When we looked at the state of HIT, business intelligence and performance management in a supplemental report one year ago, we noticed a few themes that came up consistently among providers. First and foremost was a long-term commitment to electronic health records. Another distinct trend saw many large provider organizations and some smaller ones moving to standardize on multiapplication software platforms to provide as much functionality across departments as possible. Finally, there was an industrywide push to integrate information records systems of large institutions with owned or affiliated care facilities, such as ambulatory care groups and other clinical practices.
And one year ago, the health care industry’s use of analytics and the penetration of business intelligence and performance management of the type needed to optimize operations and respond to performance benchmarks were widely lacking or mostly limited to academic or research institutions. Despite the urgency of timelines, much of that snapshot holds a year later. “I’d probably be worried if these issues had shown up and disappeared, because that would mean they were fads and not substantial change,” says John Glaser, the newly minted CEO of the Health Services Business Unit at Siemens. Glaser formerly served as CIO at Partners HealthCare and as an HIT advisor to the Obama administration.
If there is good news, Glaser says, it is that most organizations that have invested in HIT will be able to extend and leverage those investments to support requirements for meaningful use and other mandates.

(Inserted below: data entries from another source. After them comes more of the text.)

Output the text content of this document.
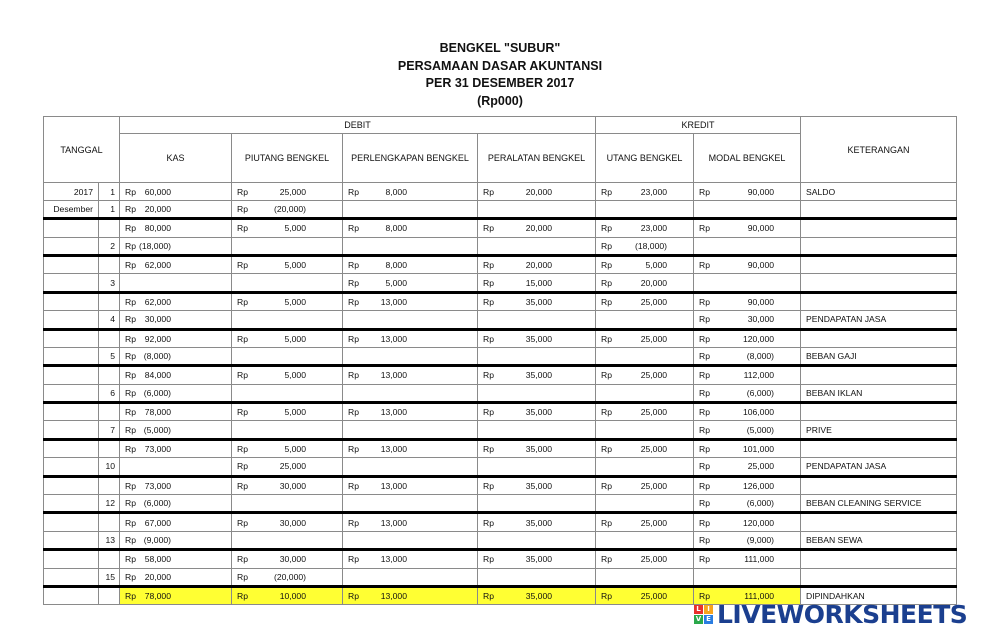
BENGKEL "SUBUR"
PERSAMAAN DASAR AKUNTANSI
PER 31 DESEMBER 2017
(Rp000)
TANGGAL		DEBIT				KREDIT		KETERANGAN
		KAS	PIUTANG BENGKEL	PERLENGKAPAN BENGKEL	PERALATAN BENGKEL	UTANG BENGKEL	MODAL BENGKEL	
2017	1	Rp 60,000	Rp 25,000	Rp 8,000	Rp 20,000	Rp 23,000	Rp 90,000	SALDO
Desember	1	Rp 20,000	Rp (20,000)					

		Rp 80,000	Rp 5,000	Rp 8,000	Rp 20,000	Rp 23,000	Rp 90,000	

	2	Rp (18,000)				Rp (18,000)		

		Rp 62,000	Rp 5,000	Rp 8,000	Rp 20,000	Rp 5,000	Rp 90,000	

	3			Rp 5,000	Rp 15,000	Rp 20,000		

		Rp 62,000	Rp 5,000	Rp 13,000	Rp 35,000	Rp 25,000	Rp 90,000	

	4	Rp 30,000					Rp 30,000	PENDAPATAN JASA

		Rp 92,000	Rp 5,000	Rp 13,000	Rp 35,000	Rp 25,000	Rp 120,000	

	5	Rp (8,000)					Rp (8,000)	BEBAN GAJI

		Rp 84,000	Rp 5,000	Rp 13,000	Rp 35,000	Rp 25,000	Rp 112,000	

	6	Rp (6,000)					Rp (6,000)	BEBAN IKLAN

		Rp 78,000	Rp 5,000	Rp 13,000	Rp 35,000	Rp 25,000	Rp 106,000	

	7	Rp (5,000)					Rp (5,000)	PRIVE

		Rp 73,000	Rp 5,000	Rp 13,000	Rp 35,000	Rp 25,000	Rp 101,000	

	10		Rp 25,000				Rp 25,000	PENDAPATAN JASA

		Rp 73,000	Rp 30,000	Rp 13,000	Rp 35,000	Rp 25,000	Rp 126,000	

	12	Rp (6,000)					Rp (6,000)	BEBAN CLEANING SERVICE

		Rp 67,000	Rp 30,000	Rp 13,000	Rp 35,000	Rp 25,000	Rp 120,000	

	13	Rp (9,000)					Rp (9,000)	BEBAN SEWA

		Rp 58,000	Rp 30,000	Rp 13,000	Rp 35,000	Rp 25,000	Rp 111,000	

	15	Rp 20,000	Rp (20,000)					

		Rp 78,000	Rp 10,000	Rp 13,000	Rp 35,000	Rp 25,000	Rp 111,000	DIPINDAHKAN
L I
V E LIVEWORKSHEETS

And that in turn should jump-start the industry’s use of business intelligence and analytics, since the end-game of federal incentives is to create a nationwide care delivery system driven by data-supported best practices that deliver the highest quality care for the lowest possible costs.
Managing the Mix
Near-term IT focus is concentrated on the first stage of deadlines for meaningful use of EHRs. The federal government plans in May 2011 to start sending out incentive checks to providers that document meaningful EHR use. Over the course of the incentive program authorized under the HITECH Act (part of the massive American Reinvestment and Recovery Act of 2009) a typical 200-bed hospital could qualify for up $6 million in incentives, based on the number of annual discharges; physician practices could qualify for more than $40,000 per physician.
With that kind of money on the table, provider organizations are understandably rearranging their IT priorities. The 2010 HIMSS Leadership Survey, released before MU rules were finalized in July, found that 59 percent of health care IT professionals were already making additional investments to position themselves to qualify for meaningful use incentives.
For the mid- to long-term perspective, the ongoing challenge will be managing IT project portfolios and a course of specific timelines. “CIOs are all over meaningful use and the CEOs want their [incentive] dollars, but the C-suite is probably more concerned in the long haul with payment reform, accountable care organizations and cost pressures,” says Glaser, ticking off initiatives authorized by the other game-changing health care legislation, the Affordable Care Act.
“With effects of the capital market implosion still lingering, capital is tight and the bar keeps getting higher. All of this says we’ve got to do EHRs for meaningful use, but perhaps more importantly for payment reform and accountable care organizations.”
The themes this year are to keep a broad focus while measuring the impact of deadlines that might be missed, and a strong distaste for projects that exceed their budget or timeframe.
“We certainly have significant requirements arriving as result of the HITECH Act covering meaningful use and the other ARRA incentives,” says Michael Mytych, principal at Health Information Consulting, LLC. “But there are other major developments in payers and employers wanting to buy health care services on a pay-for performance basis, and the federal government’s health care reform. There is a tremendous amount of activity and planning in different areas going on all at once.”
Marc Holland, principal consultant at System Research Services, says the nature of these projects is “far more extensive and expensive” than what the government will pay to practices or institutions in incentives and support. “But we are looking at the same kinds of challenges as last year with an emphasis on IT adoption – and electronic health records remain the No. 1 priority.”
Analysts including Forrester Research’s Boris Evelson say all industries need to pursue IT strategies that mix bottom-up data projects involving massive amounts of data with a top-down, targeted approach to business intelligence in which metrics play a key part.
The bottom-up strategy has a lot of obvious issues in time, cost and complexity, Evelson says. “And in a top-down approach we talk about starting with your strategies and goals and objectives and then deciding what sort of metrics you’re going to need to support them.” The top-down approach comes with its own challenges as organizations that take time to define metrics may come to realize they don’t have supporting data to populate and calculate them, he adds.
Observers seem to agree that the best practice is probably a mix of approaches.
And generally, the combination of ongoing investment in foundational, transactional EHR information and fact that health care is or has already targeted many performance metrics that link to incentives and funding are already deciding this portfolio.
If technology is a challenge, a greater shock to the health care system will arrive in the form of culture and process change. In contrast to the seemingly smooth admission and treatment processes in medical facilities, information processes remain repetitive, underassigned and relatively uncoordinated.